Se você pegar o que é investido em saúde, é top de linha. Mas os resultados não são satisfatórios. O que se aplica em educação é uma barbaridade, se comparado a qualquer lugar do mundo. Há um populismo equivocado. Nesses ciclos de crise de 10 em 10 anos, quem perde? Aqueles que ganharam nos 10 anos anteriores. O que nós precisamos é de sustentabilidade no crescimento.

Tirando o fato das investigações contra o presidente Michel Temer, em que pontos o governo errou na estratégia da Previdência?

Isso não dá para responder, porque ela já estava aprovada se não tivesse tido a denúncia.

Se tivesse sido colocada antes como prioridade?
Ela foi colocada como prioridade. O fato de ser colocada como prioridade não significa que você vai ter voto.

Precisa conversar, debater. Sem a Previdência, o crescimento de 3% é inviável?
Como eu vou saber?

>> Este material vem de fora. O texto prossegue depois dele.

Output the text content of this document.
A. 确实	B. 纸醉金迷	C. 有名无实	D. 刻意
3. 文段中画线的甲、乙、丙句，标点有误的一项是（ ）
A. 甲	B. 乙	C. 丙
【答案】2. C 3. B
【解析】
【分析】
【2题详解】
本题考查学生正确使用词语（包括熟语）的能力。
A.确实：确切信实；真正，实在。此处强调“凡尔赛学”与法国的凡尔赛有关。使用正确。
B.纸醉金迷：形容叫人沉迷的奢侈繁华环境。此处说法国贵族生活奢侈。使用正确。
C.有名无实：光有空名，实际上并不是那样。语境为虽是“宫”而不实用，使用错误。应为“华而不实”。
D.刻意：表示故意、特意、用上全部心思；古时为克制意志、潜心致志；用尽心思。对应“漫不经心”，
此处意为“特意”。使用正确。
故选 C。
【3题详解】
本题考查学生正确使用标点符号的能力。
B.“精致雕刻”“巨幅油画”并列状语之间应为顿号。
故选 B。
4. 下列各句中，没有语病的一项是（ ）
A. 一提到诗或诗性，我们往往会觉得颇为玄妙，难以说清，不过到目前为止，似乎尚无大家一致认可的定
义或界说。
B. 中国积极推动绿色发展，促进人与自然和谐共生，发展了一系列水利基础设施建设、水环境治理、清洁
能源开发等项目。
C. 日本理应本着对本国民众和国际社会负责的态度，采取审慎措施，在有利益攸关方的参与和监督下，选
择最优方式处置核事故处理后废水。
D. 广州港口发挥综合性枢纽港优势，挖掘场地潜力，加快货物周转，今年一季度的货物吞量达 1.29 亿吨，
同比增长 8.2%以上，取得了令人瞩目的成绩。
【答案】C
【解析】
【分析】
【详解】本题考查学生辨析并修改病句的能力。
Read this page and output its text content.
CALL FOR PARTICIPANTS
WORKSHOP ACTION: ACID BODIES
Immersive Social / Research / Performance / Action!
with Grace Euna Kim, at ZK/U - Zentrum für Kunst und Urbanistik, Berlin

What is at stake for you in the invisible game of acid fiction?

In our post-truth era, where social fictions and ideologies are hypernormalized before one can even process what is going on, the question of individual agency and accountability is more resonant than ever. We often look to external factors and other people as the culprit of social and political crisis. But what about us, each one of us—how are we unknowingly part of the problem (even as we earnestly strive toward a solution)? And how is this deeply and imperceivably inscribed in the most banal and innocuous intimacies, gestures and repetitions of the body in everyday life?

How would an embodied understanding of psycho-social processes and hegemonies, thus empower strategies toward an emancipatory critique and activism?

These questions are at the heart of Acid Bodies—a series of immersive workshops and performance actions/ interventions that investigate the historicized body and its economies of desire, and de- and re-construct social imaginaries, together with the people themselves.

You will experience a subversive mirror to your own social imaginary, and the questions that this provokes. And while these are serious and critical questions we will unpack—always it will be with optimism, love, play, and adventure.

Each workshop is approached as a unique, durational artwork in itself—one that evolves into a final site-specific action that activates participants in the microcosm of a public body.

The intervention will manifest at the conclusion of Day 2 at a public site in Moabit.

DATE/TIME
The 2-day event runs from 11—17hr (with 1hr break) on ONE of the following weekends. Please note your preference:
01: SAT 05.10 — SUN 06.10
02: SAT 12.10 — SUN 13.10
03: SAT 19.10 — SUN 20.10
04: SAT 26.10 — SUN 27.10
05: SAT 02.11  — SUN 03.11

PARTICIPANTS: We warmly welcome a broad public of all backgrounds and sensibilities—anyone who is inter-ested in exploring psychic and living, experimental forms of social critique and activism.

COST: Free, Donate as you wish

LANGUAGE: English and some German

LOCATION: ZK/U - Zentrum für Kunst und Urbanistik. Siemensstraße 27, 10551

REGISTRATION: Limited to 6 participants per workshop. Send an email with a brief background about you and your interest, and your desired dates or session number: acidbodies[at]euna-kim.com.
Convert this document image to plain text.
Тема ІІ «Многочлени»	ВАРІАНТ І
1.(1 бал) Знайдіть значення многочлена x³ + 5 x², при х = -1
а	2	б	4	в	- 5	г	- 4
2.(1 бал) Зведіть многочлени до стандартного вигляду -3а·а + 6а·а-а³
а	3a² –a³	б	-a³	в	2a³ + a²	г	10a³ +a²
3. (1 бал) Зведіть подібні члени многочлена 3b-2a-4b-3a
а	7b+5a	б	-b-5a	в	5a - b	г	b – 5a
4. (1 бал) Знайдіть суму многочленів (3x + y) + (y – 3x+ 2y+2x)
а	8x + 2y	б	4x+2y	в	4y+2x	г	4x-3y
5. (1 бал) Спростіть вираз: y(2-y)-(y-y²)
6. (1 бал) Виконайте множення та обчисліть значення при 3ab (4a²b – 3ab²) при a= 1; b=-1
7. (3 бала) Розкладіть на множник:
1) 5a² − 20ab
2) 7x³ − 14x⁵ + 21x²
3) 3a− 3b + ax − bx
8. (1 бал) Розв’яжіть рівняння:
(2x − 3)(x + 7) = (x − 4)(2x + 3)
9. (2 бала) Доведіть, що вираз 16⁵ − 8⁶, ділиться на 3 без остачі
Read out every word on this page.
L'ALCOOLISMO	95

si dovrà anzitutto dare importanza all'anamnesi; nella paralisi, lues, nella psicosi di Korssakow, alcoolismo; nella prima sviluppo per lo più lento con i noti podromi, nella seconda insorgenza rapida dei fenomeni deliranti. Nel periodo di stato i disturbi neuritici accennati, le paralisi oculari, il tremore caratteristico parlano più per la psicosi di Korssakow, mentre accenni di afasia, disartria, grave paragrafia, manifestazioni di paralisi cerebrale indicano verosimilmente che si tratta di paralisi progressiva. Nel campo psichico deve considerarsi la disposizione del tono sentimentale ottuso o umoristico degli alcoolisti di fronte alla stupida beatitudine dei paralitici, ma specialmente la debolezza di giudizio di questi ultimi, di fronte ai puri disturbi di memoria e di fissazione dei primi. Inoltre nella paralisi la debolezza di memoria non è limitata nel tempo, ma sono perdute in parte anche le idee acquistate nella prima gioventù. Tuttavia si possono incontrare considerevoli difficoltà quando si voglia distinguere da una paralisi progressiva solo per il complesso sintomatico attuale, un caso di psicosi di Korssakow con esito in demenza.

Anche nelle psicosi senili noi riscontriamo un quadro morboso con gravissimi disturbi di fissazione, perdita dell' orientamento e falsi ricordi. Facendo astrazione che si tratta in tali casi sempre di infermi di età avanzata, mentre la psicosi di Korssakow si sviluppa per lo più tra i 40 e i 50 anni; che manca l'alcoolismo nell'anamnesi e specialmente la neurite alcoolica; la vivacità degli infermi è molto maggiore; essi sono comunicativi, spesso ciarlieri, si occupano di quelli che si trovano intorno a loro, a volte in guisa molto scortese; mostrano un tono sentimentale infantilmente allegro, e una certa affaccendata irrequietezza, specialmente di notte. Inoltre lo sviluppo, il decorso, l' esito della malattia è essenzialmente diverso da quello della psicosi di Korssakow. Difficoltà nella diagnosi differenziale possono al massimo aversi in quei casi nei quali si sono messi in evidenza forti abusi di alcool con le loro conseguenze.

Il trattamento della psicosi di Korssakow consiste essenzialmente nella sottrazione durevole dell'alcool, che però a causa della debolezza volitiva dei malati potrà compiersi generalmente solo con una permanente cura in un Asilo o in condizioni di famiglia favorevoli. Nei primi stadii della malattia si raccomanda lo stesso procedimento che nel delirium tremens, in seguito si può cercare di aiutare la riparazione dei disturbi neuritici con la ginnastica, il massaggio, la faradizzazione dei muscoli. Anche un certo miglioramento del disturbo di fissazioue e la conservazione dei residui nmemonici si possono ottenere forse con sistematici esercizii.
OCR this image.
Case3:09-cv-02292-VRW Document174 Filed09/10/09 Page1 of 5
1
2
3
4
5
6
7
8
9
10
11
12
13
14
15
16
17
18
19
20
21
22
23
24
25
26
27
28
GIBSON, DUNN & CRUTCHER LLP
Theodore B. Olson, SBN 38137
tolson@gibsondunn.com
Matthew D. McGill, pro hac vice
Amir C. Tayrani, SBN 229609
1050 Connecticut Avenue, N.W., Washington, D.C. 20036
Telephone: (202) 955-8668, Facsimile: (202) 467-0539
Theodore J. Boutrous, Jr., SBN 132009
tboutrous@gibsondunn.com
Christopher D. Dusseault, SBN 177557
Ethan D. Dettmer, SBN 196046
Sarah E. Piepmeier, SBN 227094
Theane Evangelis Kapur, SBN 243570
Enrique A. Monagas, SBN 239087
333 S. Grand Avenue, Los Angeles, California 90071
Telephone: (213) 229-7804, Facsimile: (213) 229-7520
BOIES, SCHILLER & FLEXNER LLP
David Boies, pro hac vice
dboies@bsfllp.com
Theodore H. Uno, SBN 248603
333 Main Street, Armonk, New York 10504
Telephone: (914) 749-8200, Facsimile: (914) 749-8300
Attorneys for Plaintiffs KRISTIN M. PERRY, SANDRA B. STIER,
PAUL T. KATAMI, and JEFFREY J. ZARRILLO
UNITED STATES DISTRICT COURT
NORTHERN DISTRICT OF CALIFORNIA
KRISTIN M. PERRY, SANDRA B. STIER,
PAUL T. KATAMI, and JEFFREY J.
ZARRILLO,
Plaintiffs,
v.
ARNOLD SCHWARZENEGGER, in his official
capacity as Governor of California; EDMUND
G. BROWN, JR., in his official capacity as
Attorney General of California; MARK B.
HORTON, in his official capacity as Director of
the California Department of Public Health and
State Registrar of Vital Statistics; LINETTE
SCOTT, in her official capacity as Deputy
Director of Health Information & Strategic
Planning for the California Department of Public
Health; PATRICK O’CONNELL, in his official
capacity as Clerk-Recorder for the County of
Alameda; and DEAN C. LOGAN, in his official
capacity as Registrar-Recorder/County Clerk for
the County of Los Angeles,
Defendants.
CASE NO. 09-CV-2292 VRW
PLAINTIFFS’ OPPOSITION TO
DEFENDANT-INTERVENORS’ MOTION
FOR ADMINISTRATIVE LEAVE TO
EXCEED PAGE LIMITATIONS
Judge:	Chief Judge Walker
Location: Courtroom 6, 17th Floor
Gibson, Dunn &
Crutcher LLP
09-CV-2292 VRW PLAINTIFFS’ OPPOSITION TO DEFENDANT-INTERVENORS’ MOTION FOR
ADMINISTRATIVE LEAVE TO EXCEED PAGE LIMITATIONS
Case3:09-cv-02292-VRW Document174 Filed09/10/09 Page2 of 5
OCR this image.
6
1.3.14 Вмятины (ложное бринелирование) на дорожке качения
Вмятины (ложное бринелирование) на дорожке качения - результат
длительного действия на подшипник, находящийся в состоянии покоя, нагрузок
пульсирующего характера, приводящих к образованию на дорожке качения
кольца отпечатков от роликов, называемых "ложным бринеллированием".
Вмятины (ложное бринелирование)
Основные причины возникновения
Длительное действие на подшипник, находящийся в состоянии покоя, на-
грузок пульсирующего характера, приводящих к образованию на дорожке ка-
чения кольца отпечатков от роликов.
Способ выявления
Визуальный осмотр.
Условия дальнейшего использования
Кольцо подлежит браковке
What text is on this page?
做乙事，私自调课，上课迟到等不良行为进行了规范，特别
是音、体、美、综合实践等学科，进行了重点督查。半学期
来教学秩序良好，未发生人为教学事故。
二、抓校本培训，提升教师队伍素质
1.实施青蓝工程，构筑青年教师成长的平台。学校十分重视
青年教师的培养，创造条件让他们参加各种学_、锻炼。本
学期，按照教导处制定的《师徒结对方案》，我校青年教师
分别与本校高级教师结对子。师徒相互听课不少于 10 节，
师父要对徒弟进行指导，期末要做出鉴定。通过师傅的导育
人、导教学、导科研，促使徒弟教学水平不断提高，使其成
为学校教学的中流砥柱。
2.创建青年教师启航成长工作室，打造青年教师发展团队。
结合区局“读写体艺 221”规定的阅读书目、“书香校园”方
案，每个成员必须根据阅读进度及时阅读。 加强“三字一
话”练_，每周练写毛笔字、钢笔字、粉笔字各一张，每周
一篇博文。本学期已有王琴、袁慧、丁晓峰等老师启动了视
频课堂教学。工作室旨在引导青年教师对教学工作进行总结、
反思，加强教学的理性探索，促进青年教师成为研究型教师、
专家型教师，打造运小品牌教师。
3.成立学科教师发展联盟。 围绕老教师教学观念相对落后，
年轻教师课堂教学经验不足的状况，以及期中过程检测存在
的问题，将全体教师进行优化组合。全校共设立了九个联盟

Acho que vai ser um baque.

A oposição agora está criticando a renúncia fiscal que foi concedida às petroleiras na medida provisória. Há um cálculo desse baque nas contas? Os políticos usam isso muito nas propagandas. Inclui a renúncia dos bancos, o perdão da dívida, coloca tudo no mesmo pacote. 
A crise previdenciária é uma questão atuarial. É absolutamente impossível qualquer sociedade no mundo manter um sistema previdenciário com as características e regras que nós temos aqui. Essas características e regras não são jabuticabas. O mundo todo praticava isso no século passado, e teve que mudar o seu sistema previdenciário, porque estava errado. A questão é essa, não é petróleo, não é banco, entendeu?

Mudou o perfil demográfico. O que é uma boa notícia, o brasileiro está vivendo mais, está se cuidando mais, tendo mais acesso à saúde.
As pessoas estão tendo menos filhos, cada vez mais você tem menos jovens para manter a conta daquilo que cresce. Evidentemente, tem que ter um cálculo atuarial que compatibilize essa realidade.

O senhor falou de investimentos, mas parece que só tem olhos para a Previdência. Cadê os grandes
projetos e investimentos que o governo ia tocar? As privatizações?

Estão andando a pleno vapor. Os números são extremamente expressivos. Se a Previdência é aprovada, não tem dúvida de que vai melhorar ainda mais. E agora…

E o que tem de prioridade?
Estamos no terceiro ou quarto mês com arrecadação positiva. O objetivo do governo é conseguir recuperar sua capacidade de investimento. Temos outro programa, que é o Avançar, em que você tem quase 7 mil obras grandes, médias e pequenas no Brasil inteiro. E todas elas estavam paralisadas. Para recuperar a cultura da eficiência e acabar com o desperdício, então nós estamos recuperando nossa capacidade de investimento no setor público, e com isso, está se dando seguimento a esse programa. Este mês o governo vai entregar 25 mil novas moradias.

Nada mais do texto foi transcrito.